New Construction

LifeLink Devotional

Wednesday, February 5, 2020

Here’s a question that is equally rhetorical and dumb. How many of us enjoy paying for the mistakes of others?

I remember an incident that illustrated this to me. I was talking to a friend who was having problems with his house. He had bought the house several years previously, but issues were showing up. The latest problem was that when the house was moved to its current location and the addition put on, the rafters in the roof were not framed properly. The roof was collapsing. The living room ceiling was falling in. Thousands of dollars of repairs were needed because of a builder’s mistake made without their knowledge when they bought it.

That stinks! Paying for repairs that aren’t our fault is painful. We rebel against it. We get really bummed about it. It ruins the whole day, or maybe even the whole weekend. Why should we have to pay for someone else’s mistake?

Suddenly the Lord spoke to my heart. Someone else paid for my mistakes once. My house had also been moved from its original location by a counterfeit carpenter and additional space for self was added on. The construction of that space looked good on the outside, but it was not done according to the original Designers specifications. But I continued to live in it and embrace it as my own. It was collapsing all around me and I didn’t even see it.

Then I realized that someone else had already paid for the repairs. His payment would ultimately drive the counterfeit carpenter out of business. Until then all houses that he had remodeled were made available to the Benefactor for complete restoration if the owner would allow it. I chose to have my house restored.

Isaiah 61:7 “Instead of their shame my people will receive a double portion, and instead of disgrace they will rejoice in their inheritance; and so they will inherit a double portion in their land, and everlasting joy will be theirs.”

The Benefactor replaced everything. The renovation began with a new Foundation, followed by the replacement of all the rotting parts with eternal ones that can never rust or rot. Every room I asked the Real Carpenter to restore was instantly invaded by His Co-Worker and completely transformed into a living space that reflected the nature and character of the Benefactor.

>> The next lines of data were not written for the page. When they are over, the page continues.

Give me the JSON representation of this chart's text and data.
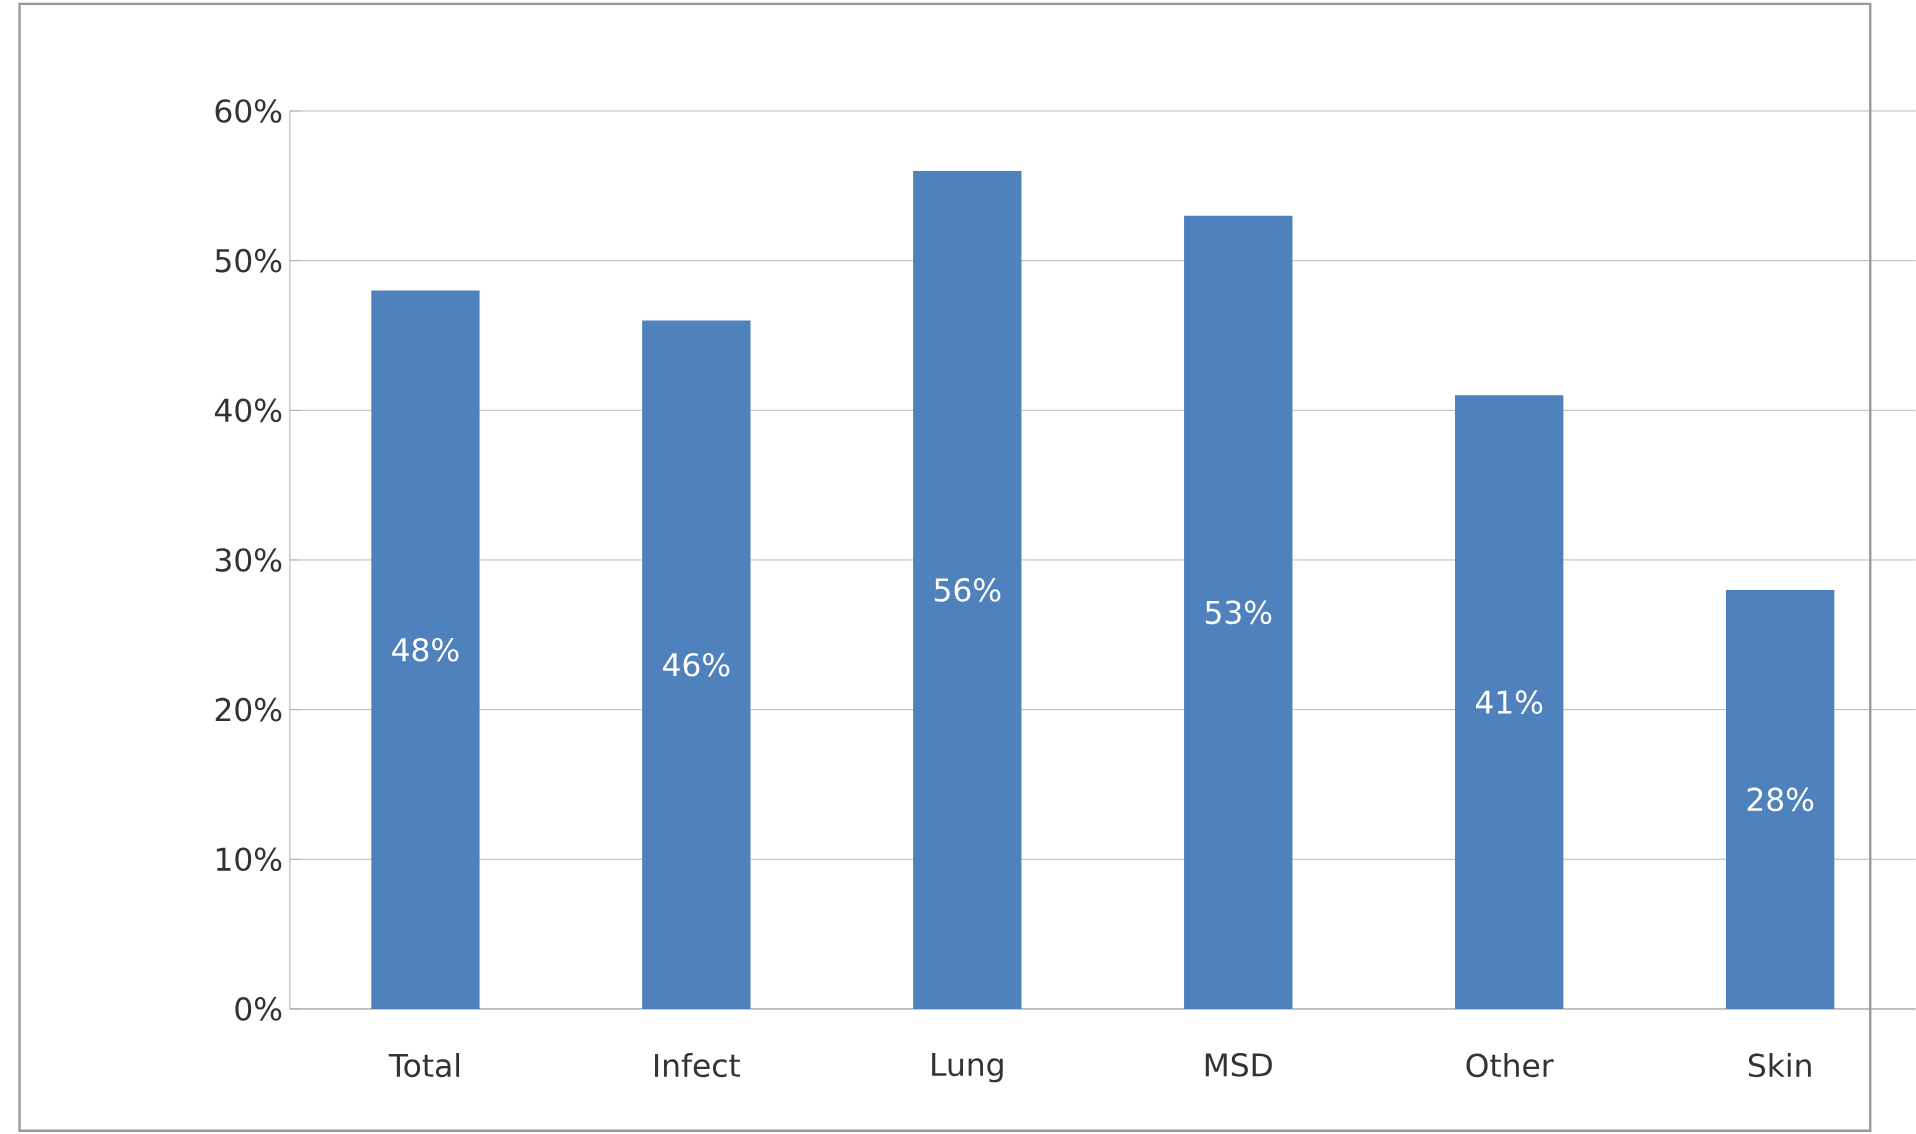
{
  "chart_data": {
    "type": "bar",
    "categories": [
      "Total",
      "Infect",
      "Lung",
      "MSD",
      "Other",
      "Skin"
    ],
    "values": [
      48,
      46,
      56,
      53,
      41,
      28
    ],
    "value_labels": [
      "48%",
      "46%",
      "56%",
      "53%",
      "41%",
      "28%"
    ],
    "color": "#4f81bd",
    "ylim": [
      0,
      60
    ],
    "yticks": [
      {
        "value": 0,
        "label": "0%"
      },
      {
        "value": 10,
        "label": "10%"
      },
      {
        "value": 20,
        "label": "20%"
      },
      {
        "value": 30,
        "label": "30%"
      },
      {
        "value": 40,
        "label": "40%"
      },
      {
        "value": 50,
        "label": "50%"
      },
      {
        "value": 60,
        "label": "60%"
      }
    ],
    "grid": "y"
  }
}
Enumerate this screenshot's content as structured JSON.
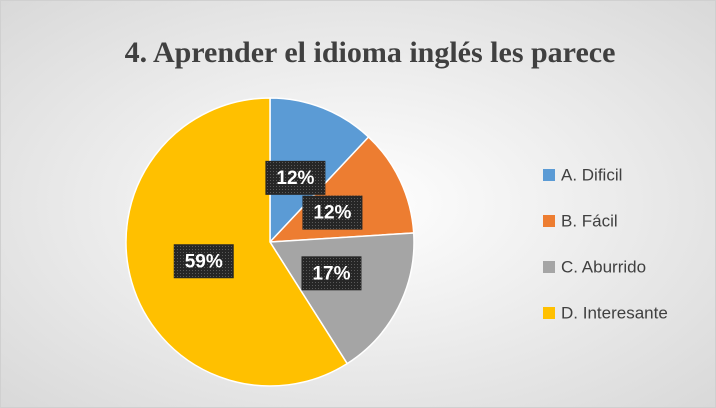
{
  "chart_data": {
    "type": "pie",
    "title": "4. Aprender el idioma inglés les parece",
    "categories": [
      "A. Dificil",
      "B. Fácil",
      "C. Aburrido",
      "D. Interesante"
    ],
    "values": [
      12,
      12,
      17,
      59
    ],
    "value_labels": [
      "12%",
      "12%",
      "17%",
      "59%"
    ],
    "colors": [
      "#5b9bd5",
      "#ed7d31",
      "#a5a5a5",
      "#ffc000"
    ],
    "legend": "right"
  }
}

It is a joy to live in such a house. There’s no more shame from living in a collapsing house, but complete joy in knowing that my house has been replaced with one of eternal value. I will rejoice and give thanks to the Benefactor who paid the price for my sin – a price He did not owe but graciously paid – by sending His own Carpenter to do all the work. My house has been replaced, and my hope has been firmly placed in the One who did it for me.

Pastor John

1 thought on “New Construction

  1. Great analogy John. Oh how wonderful to live with a soul that has been remodeled and restored by a Carpenter that is a perfectionist!